Well, one first day, or Sunday, Miss Elizabeth, happening to be curious concerning some birth, death, or marriage therein recorded, opened the family Bible to refresh her memory respecting that particular event. And then, being in a reflective mood, she turned over the leaves of the heavy volume, not to find consolation under her trial, nor instruction to her ignorance, I am sorry to say, but to forget her harassment in meditating over the wonderful engravings interspersed throughout the book. In doing this, her eye caught the word "treacherously" on the large letterpress of the page opposite one of those pretty pictures. The word tallied with the poor forlorn one's thoughts; for had she not known treachery? So she read the verse. This it was:

"Woe to thee that spoilest, and thou wast not spoiled; and dealest treacherously, and they dealt not treacherously with thee! When thou shalt cease to spoil, thou shalt be spoiled; and when thou shalt make an end to deal treacherously, they shall deal treacherously with thee."

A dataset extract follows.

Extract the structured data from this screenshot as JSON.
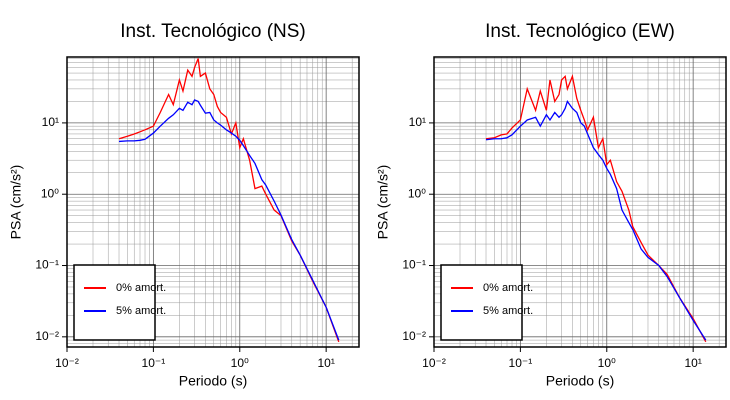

Now, I am grieved to say, Elizabeth Wilson was not a Bible student. But, like many others who rarely open the sacred book, she had a kind of superstitious reverence for, not unmingled with fear of, its "lively oracles." And now, without knowing or seeking to know of whom and on what occasion those ominous words were originally spoken by the prophet, she gave them, rightly enough, a general application. More than this, she believed that they had a particular application to herself, and that they now stared her in the face to taunt and condemn her.

"Oh, it is true!" she cried, hastily shutting up the book. "I did deal treacherously with poor dear Sarah, and now it is come home to me just as the Bible says. He" (the false and fickle one, she meant) "has dealt treacherously with me, to punish me for what I did to my poor cousin and my brother Walter."

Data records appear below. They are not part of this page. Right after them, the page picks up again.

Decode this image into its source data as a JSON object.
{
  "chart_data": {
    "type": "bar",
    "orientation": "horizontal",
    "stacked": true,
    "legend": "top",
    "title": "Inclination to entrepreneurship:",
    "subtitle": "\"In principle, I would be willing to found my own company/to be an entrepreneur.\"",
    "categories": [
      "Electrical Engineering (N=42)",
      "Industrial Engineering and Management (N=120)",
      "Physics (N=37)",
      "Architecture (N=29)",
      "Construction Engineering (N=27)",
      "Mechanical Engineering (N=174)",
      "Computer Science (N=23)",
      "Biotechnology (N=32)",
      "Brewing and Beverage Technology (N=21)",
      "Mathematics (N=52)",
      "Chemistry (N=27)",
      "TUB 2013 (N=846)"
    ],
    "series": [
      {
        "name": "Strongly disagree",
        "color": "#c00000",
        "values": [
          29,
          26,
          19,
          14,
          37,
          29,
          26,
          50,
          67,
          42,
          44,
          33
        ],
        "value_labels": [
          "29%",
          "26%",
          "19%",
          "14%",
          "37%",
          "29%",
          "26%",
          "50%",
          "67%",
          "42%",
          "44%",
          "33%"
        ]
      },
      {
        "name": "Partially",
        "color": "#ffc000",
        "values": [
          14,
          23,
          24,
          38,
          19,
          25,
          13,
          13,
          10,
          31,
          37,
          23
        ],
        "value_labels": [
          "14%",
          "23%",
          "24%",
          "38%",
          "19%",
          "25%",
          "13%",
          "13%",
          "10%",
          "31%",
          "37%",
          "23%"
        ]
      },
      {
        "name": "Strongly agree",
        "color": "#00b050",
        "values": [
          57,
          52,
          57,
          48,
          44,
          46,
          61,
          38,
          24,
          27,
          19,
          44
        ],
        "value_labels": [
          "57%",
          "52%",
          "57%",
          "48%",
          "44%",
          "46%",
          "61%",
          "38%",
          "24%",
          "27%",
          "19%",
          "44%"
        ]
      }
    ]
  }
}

We need not follow the distressed girl in her self-reproaches, which were loud and long, and were openly as well as often repeated—so often that her father and mother and brothers got tired of hearing them; the more so, that they themselves did not mean to repent of their misdeeds as Elizabeth was doing. It is enough to say that since that time, the heart-stricken girl has always stood up for her cousin Sarah and her brother Walter when they have been spoken about; and, indeed, often drags in their names and their virtues, and their sufferings of social and domestic martyrdom—so often that father, mother, and brothers now dread to make the slightest allusion to them, in Elizabeth's presence, at all events. Possibly they also feel some pangs of remorse, especially when they think of the absent and expatriated eldest son and brother. But remorse is not real sorrow.